Some Reasoning That Makes Sense

I personally found Locke's writing much more tolerable than that of Descarte in my reading. This was mainly due to a better flow of logic I feel in Locke's writing, that Descarte seemed to lack. Locke made few assumptions in his work, instead, he followed reason and observations, whereas Descarte seemed to make assumptions first and then try to prove them.

I deeply enjoyed reading Locke's thoughts on ideas. What he conveys makes sense to me, and is in most senses sound and arguable. Sensation allows immediate thoughts, reactions you could say, while reflections allow you to process and learn what caused these sensations. This process gives knowledge as to how the world around us works, and how we can or can't do certain things. It just all seems very well thought-out in my opinion.

To me, Locke is a much better read than Descarte. Do you agree with Locke's logic regarding ideas?
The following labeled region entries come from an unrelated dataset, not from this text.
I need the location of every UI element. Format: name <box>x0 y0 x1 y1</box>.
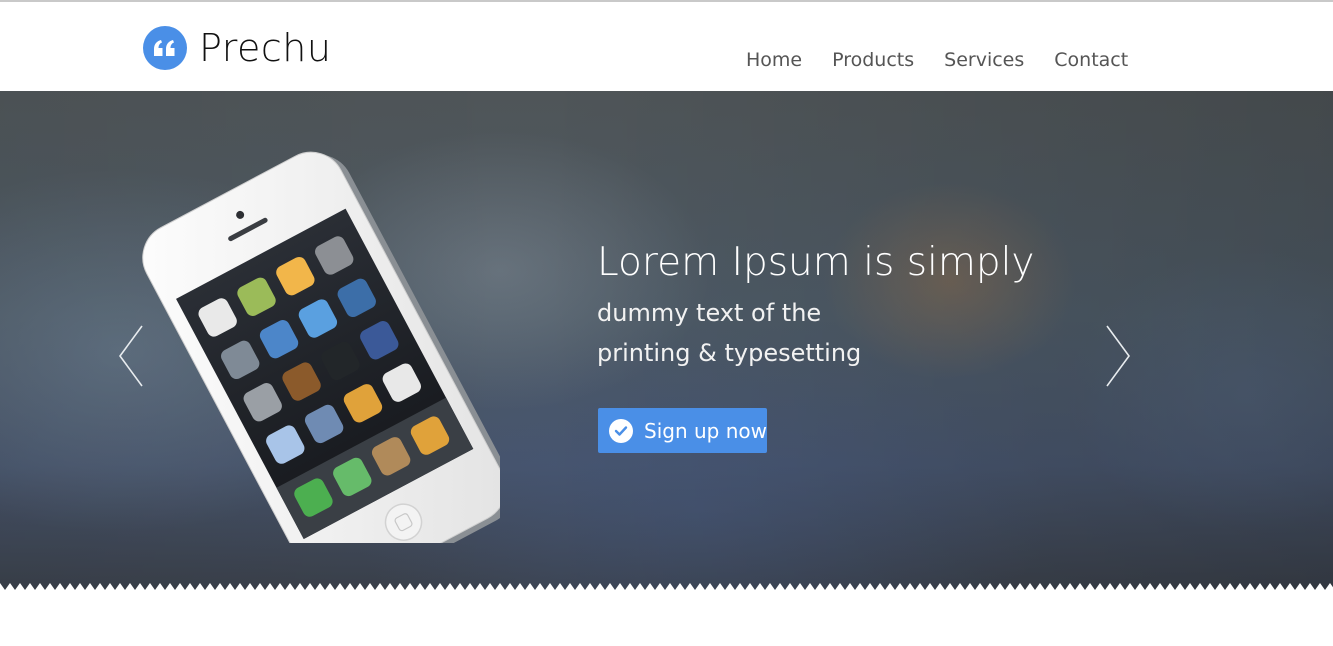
smartphone-image <box>140 123 514 590</box>
nav-contact[interactable]: Contact <box>1054 47 1128 73</box>
hero-subline-1: dummy text of the <box>597 299 822 327</box>
main-nav: Home Products Services Contact <box>746 47 1128 73</box>
hero-slider: Lorem Ipsum is simply dummy text of the … <box>0 91 1333 590</box>
check-circle-icon <box>609 418 633 443</box>
chevron-right-icon[interactable] <box>1103 324 1133 388</box>
zigzag-divider <box>0 583 1333 591</box>
hero-subline-2: printing & typesetting <box>597 339 862 367</box>
quote-icon <box>143 26 187 70</box>
logo[interactable]: Prechu <box>143 24 331 72</box>
nav-products[interactable]: Products <box>832 47 914 73</box>
nav-home[interactable]: Home <box>746 47 802 73</box>
hero-headline: Lorem Ipsum is simply <box>597 240 1035 285</box>
sign-up-label: Sign up now <box>644 418 767 443</box>
nav-services[interactable]: Services <box>944 47 1024 73</box>
site-header: Prechu Home Products Services Contact <box>0 2 1333 91</box>
sign-up-button[interactable]: Sign up now <box>598 408 767 453</box>
brand-name: Prechu <box>199 26 332 70</box>
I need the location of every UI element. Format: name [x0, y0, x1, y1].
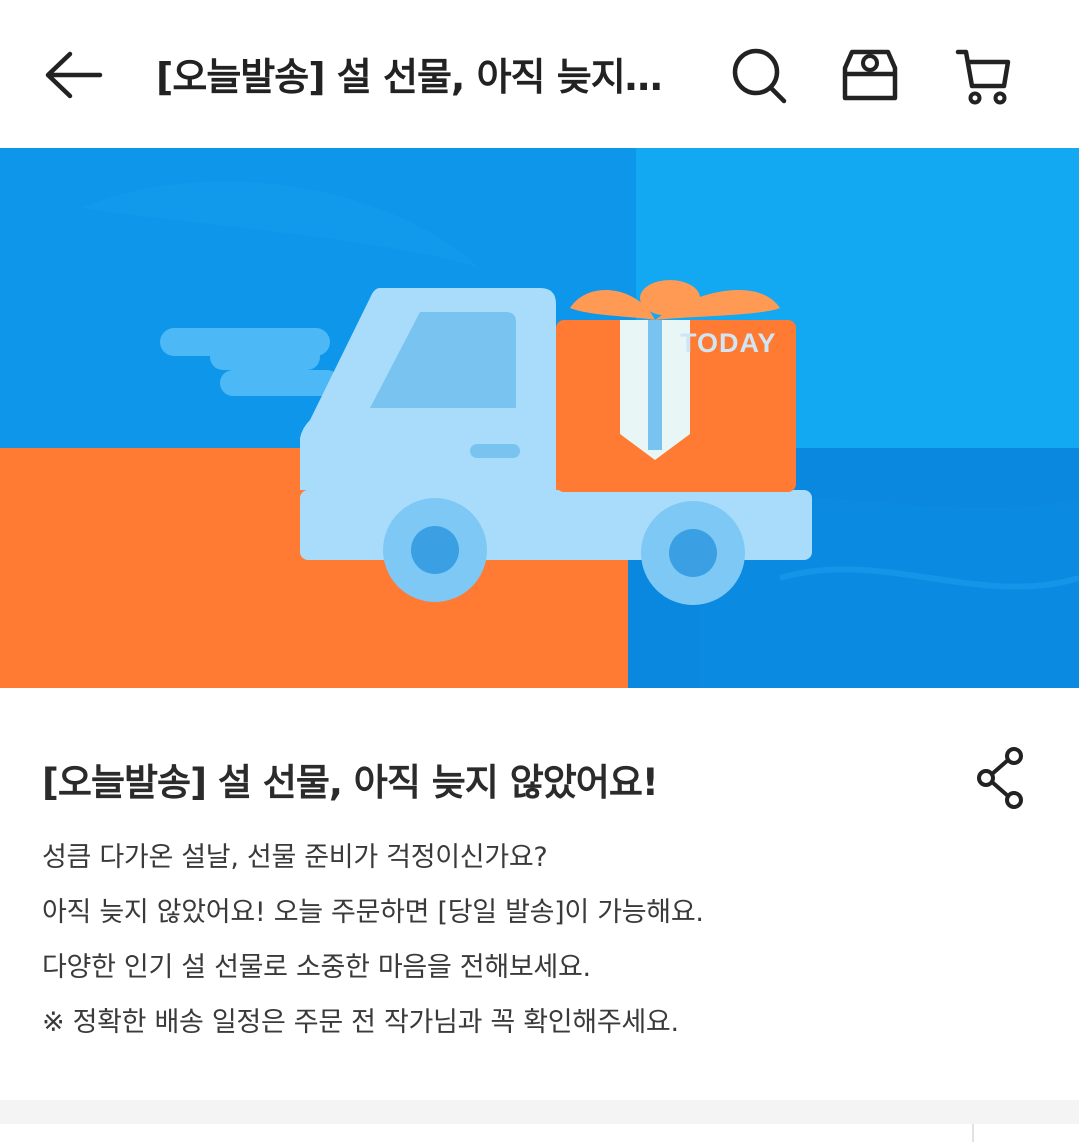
next-section-top	[0, 1124, 1079, 1142]
back-button[interactable]	[38, 40, 110, 108]
back-arrow-icon	[45, 51, 103, 99]
description-line: 다양한 인기 설 선물로 소중한 마음을 전해보세요.	[42, 952, 591, 983]
promo-banner-image: TODAY	[0, 148, 1079, 688]
column-divider	[972, 1124, 974, 1142]
description-line: 아직 늦지 않았어요! 오늘 주문하면 [당일 발송]이 가능해요.	[42, 897, 704, 928]
post-title: [오늘발송] 설 선물, 아직 늦지 않았어요!	[42, 761, 659, 804]
today-badge: TODAY	[680, 328, 777, 358]
post-description: 성큼 다가온 설날, 선물 준비가 걱정이신가요? 아직 늦지 않았어요! 오늘…	[42, 838, 1032, 1058]
cart-button[interactable]	[952, 40, 1016, 108]
delivery-truck-illustration	[0, 148, 1079, 688]
share-button[interactable]	[966, 746, 1038, 810]
share-icon	[977, 747, 1023, 809]
post-content: [오늘발송] 설 선물, 아직 늦지 않았어요! 성큼 다가온 설날, 선물 준…	[0, 688, 1079, 1100]
search-icon	[732, 48, 787, 104]
store-button[interactable]	[838, 40, 902, 108]
search-button[interactable]	[726, 40, 790, 108]
page-title: [오늘발송] 설 선물, 아직 늦지 않았어요!	[156, 55, 666, 99]
description-line: ※ 정확한 배송 일정은 주문 전 작가님과 꼭 확인해주세요.	[42, 1007, 679, 1038]
description-line: 성큼 다가온 설날, 선물 준비가 걱정이신가요?	[42, 842, 548, 873]
section-divider	[0, 1100, 1079, 1142]
store-icon	[842, 49, 898, 101]
cart-icon	[955, 49, 1011, 105]
top-app-bar: [오늘발송] 설 선물, 아직 늦지 않았어요!	[0, 0, 1079, 148]
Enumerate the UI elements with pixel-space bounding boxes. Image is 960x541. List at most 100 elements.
P.S. - Commented on Logan Turner and Jacob Clabo's posts

Comments

Jamie Peters said…
Personally, I believe that Locke wrote this book because of Descartes's writing. Descartes mentioned in his discourse that expounding upon the existence of thought would take up all of his book. Locke must have read his work and decided to stake his claim on it.
Locke is definitely good at providing a thorough explanation of his thoughts! He's one-hundred percent a writer, and it's evident throughout this entire essay. I would agree that Locke's thoughts make a lot of sense in the way that he explains them. I would disagree, though, that Descartes made assumptions and then tried to prove them. On the contrary, it seemed to me that he went back to ground zero and used reason and observations to build his worldview, just like Locke does in his essay. They just drew very different conclusions following the same method.